Here we may sense that the smouldering of ruins is our own connection with earthly law, our whiskers and the pads on our feet. All of the perversion of a reconnection with nature begins to reflect itself in the totalism of natural law; both the accelerated destruction and hypergaudy identification with its symbols, as if Anglos turning nature's beauty into a freak show. We were never meant to bury ourselves within the earth, but rise from it - or at least bury ourselves in it without any hubris against the natural form and our own being. A quietism of awaiting decay in a lone forest grave would be the only appropriate suicide, as opposed to the willless denatured being of the curse of eternal struggle against a boulder and sunset. The suicide of our collective spirit is the ontology of our time, one which forms without dialectic - and this is worse than any mechanized genocide. Thus one can imagine the Great Extinction as a sacrifice to embarrassment: the low animals choose to commit sexual suicide before the statues of Praxitiles rather than being domesticated by giant stone figures with the genetics of hairless rats. Our own law disgorged to that which was supposed as our divine and legal dominion.
The paradox of the human realm is that it will never come close to the complex lines existing within nature: the pluming clouds over the sunset, the monstrous rock-face peering into our being from prehuman geological warfare, the rolling fog over the forest canopy which only increases the height of the sovereign ash tree. The single appearance of a fata morgana is forever superior to any megacity. Beauty is not even a worthy discussion, and one cannot help but notice that abandonment of simple tools only increases the ugliness of escape into rational, lined abstraction.

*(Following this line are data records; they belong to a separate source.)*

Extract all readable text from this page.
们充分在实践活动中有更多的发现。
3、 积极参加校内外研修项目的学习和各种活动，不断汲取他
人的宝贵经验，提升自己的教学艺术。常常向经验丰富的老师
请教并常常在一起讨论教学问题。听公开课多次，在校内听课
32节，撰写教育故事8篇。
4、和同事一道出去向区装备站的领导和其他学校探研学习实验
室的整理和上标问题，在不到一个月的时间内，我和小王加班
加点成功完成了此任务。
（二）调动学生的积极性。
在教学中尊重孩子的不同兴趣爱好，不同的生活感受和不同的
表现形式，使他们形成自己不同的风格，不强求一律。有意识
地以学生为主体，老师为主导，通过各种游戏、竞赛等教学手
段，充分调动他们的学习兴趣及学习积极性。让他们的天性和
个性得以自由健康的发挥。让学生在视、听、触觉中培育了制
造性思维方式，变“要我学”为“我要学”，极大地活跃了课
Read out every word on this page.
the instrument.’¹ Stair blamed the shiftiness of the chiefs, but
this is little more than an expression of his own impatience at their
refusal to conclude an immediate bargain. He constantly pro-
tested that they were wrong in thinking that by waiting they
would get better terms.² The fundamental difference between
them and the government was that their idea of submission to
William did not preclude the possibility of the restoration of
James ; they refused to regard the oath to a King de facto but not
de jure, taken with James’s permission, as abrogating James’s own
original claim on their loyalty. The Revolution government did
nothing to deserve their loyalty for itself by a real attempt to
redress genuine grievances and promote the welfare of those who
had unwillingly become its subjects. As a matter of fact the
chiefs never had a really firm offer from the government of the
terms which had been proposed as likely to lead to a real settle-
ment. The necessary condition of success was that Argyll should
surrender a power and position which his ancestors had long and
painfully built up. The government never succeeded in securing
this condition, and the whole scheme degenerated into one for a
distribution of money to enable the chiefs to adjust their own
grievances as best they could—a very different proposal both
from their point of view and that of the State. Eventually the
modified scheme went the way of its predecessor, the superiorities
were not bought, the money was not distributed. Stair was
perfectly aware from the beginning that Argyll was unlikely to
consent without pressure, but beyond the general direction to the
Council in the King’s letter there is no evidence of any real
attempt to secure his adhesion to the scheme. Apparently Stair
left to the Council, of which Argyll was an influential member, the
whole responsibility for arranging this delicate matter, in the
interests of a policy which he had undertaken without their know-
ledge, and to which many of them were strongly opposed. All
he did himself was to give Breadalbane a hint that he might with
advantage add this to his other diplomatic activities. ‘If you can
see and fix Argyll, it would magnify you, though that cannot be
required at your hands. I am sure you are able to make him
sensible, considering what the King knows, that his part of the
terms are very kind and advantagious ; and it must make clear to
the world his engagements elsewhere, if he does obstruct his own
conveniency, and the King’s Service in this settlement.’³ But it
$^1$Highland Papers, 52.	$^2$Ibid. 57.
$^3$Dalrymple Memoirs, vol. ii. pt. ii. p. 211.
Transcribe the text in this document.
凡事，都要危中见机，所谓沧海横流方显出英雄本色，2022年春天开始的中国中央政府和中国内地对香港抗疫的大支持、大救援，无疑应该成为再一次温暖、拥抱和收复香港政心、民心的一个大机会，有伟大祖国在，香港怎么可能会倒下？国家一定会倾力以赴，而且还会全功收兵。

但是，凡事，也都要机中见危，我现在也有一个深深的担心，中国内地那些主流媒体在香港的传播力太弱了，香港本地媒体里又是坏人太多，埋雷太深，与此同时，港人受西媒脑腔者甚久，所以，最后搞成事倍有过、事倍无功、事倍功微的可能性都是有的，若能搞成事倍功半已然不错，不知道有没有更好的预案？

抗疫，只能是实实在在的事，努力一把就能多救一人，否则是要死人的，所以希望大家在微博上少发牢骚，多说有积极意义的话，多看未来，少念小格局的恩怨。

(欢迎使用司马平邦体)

War is a recognition that the greatest works of human beauty must fall to ruin; divine sprawl, the architecture of nature's demons. Their lingering begins to scar the natural remains of our spirit. And so the dogs take flight across the Volga because our age needs no Melanchoetes, Theridamas, Oresitrophos... And we cry out for our lost masters as they devour themselves. We, the hybrid-feral coydogs, wait alongside suburban dumpsters to scavenge on whatever wanders out of the forest. And even this is now being overrun.